Mellon’s team hopes that this is where the “smoking gun” can be found, proving a direct link between Iran and 9/11. If Iran did not know about the attacks and was not involved in them, why did it keep its stamps off the terrorists’ passports?
Yet that’s not all. The intelligence information submitted to the court includes yet another “smoking gun”: In some of the flights, the terrorists were accompanied by figures whose names were identical to the aliases used by former Hezbollah “army chief” Imad Mugniyah and some of his close aides. This would be hard to dismiss as an “odd coincidence.”
The materials gathered for the trial include three rare testimonies by three Iranian intelligence establishment defectors. They have been marked as witnesses X, Y and Z. Their videotaped testimonies offer a profound peek into the depths of the kingdom of evil. For long hours they recount their childhood and adolescence in Tehran and how they were hired for the prestigious posts in Iran’s spy agencies. Then, they start talking about the ties between Iran, Hezbollah and al-Qaeda.
Witness X testifies about Iran’s advance knowledge of the plan to crash passenger airliners into strategic targets in Washington and New York. He testifies that he was present at training facilities for Sunni terrorists in Iran and adds many details about the way Iran’s intelligence service utilizes legitimate Iranian organizations such as its airline and shipping company for terror aims.

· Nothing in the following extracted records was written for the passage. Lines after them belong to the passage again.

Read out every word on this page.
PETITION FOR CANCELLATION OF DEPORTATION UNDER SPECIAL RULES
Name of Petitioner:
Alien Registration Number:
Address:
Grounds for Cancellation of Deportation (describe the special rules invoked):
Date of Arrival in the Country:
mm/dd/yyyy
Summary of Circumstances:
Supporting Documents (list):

Witness Y testifies about Imad Mugniyah’s personal involvement in training the September 11 hijackers and the shelter granted by Iran to al-Qaeda’s men after the attacks. Meanwhile, witness Z says that he was present in a series of meetings in Tehran involving senior al-Qaeda men, local intelligence officials and Mugniyah’s men in the months before the 9/11 attacks.
Following the attacks, many senior al-Qaeda men found shelter in Iran. Tehran denied their presence for some time and later admitted that hundreds of al-Qaeda members are in the country and are under “house arrest.” For the time being, Iranian authorities have not responded to the lawsuit, and as happened in many cases, the judges may hand down their decision in the presence of one side only. The court could order compensation funds to be taken from frozen Iranian accounts.
This month, Ellen Saracini marks the 10th anniversary of the 9/11attacks. Saracini, who is closely accompanied by two lawyers who invested a special effort in the investigation, Tom Mellon and Timothy Fleming, is working days and nights in promoting the lawsuit against Iran and in commemorating the 9/11 victims. She says that the families who filed the lawsuit have one objective in mind: “Preventing these barbarians from committing further attacks against the United States and further attacks against humanity.”